A growing number of studies have evaluated the effectiveness of RYR in lowering plasma lipids. RYR may have cholesterol-lowering ability because it contains monacolins with HMG CoA reductase activity and possibly other active compounds. Clinical trials have demonstrated significant total, non-HDL-C, and LDL-C lowering with RYR products as monotherapy and as part of a comprehensive preventive strategy. One randomized, placebo-controlled clinical trial demonstrated a reduction in cardiovascular events, but results must be interpreted with caution [15]. Well-powered, multicenter clinical trials, inclusive of Western populations, are needed to examine the efficacy and safety of RYR in the primary and secondary prevention of CHD.

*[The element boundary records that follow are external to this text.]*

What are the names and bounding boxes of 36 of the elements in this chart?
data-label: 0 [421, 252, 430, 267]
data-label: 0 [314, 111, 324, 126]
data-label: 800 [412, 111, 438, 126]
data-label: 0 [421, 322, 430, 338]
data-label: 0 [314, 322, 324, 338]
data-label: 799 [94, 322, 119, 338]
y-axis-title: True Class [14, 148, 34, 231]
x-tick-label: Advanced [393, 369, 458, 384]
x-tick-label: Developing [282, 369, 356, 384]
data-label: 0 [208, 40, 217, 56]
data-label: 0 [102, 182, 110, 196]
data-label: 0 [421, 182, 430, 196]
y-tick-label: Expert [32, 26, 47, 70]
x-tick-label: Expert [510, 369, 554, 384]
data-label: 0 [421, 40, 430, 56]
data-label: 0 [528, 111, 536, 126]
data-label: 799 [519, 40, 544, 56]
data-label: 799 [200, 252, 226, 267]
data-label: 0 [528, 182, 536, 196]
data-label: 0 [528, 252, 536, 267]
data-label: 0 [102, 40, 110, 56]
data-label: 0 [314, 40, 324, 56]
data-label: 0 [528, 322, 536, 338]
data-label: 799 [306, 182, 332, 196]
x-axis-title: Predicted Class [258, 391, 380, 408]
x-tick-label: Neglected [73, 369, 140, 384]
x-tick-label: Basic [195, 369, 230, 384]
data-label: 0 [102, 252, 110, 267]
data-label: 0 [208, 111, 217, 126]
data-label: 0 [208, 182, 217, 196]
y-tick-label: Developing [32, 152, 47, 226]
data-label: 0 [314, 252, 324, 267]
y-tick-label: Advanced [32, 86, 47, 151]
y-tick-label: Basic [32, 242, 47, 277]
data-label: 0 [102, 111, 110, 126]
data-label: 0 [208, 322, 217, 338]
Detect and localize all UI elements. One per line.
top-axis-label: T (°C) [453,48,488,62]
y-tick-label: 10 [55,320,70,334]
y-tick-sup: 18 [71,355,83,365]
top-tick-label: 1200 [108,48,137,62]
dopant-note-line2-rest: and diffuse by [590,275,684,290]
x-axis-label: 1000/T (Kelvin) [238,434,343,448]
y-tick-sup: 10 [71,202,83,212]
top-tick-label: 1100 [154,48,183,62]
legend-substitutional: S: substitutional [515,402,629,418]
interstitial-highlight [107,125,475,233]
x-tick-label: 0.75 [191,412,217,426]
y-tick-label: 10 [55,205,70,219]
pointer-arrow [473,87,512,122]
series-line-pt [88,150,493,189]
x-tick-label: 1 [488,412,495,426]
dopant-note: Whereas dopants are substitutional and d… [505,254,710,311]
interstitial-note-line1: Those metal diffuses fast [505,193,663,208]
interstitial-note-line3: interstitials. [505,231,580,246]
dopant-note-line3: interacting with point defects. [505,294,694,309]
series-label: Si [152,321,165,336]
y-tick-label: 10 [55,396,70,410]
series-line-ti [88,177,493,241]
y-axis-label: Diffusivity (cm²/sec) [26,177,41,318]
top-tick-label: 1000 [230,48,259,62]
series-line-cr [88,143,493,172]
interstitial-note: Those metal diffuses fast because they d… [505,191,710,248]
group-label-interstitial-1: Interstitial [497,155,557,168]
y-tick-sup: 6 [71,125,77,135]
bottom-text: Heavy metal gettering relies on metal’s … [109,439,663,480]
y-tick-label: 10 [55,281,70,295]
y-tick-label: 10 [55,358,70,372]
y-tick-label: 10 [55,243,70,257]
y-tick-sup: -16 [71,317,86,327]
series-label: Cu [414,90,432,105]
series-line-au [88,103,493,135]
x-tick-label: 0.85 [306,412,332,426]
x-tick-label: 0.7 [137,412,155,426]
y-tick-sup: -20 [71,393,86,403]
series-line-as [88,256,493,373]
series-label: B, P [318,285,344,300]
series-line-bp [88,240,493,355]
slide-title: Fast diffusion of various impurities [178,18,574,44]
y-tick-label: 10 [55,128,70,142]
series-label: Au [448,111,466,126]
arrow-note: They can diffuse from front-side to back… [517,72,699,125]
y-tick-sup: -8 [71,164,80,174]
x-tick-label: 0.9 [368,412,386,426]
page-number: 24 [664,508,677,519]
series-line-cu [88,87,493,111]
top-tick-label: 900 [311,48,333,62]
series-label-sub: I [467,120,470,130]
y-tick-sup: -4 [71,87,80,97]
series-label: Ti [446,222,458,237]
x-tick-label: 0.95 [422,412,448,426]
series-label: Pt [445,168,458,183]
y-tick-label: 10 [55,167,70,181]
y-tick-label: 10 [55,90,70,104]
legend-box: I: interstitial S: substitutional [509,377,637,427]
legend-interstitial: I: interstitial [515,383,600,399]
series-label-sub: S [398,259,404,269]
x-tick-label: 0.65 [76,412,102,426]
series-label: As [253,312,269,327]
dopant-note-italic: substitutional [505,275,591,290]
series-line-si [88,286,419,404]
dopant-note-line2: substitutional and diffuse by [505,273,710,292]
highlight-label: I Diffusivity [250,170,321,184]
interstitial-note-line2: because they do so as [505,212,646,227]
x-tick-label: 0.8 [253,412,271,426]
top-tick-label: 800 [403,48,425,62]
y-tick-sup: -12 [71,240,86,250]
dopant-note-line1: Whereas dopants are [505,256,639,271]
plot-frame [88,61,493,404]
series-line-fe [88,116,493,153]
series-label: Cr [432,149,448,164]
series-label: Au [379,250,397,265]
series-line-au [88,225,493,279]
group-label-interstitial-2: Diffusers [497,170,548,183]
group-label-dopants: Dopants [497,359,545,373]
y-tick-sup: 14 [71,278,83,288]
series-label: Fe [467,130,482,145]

Marketing RYR supplements, which contain more than trace amounts of monacolins, is prohibited in the USA. Monacolin K is identical to lovastatin, and therefore may present an increased risk of muscular and other side effects especially in patients with a history of SAM. Myopathy, hepatoxicity, and rhabdomyolysis have all been reported in patients taking RYR, as one would expect from any statin therapy [29]. For this reason, RYR should be taken under the guidance of a physician who will closely monitor its efficacy, safety, and tolerability [4]. Physicians should weigh the evidence before recommending RYR as an appropriate nonstatin therapy for their patients (Table 2). Until the FDA regulates all over-the-counter supplements, including RYR, physicians and patients should be wary regarding their use [4].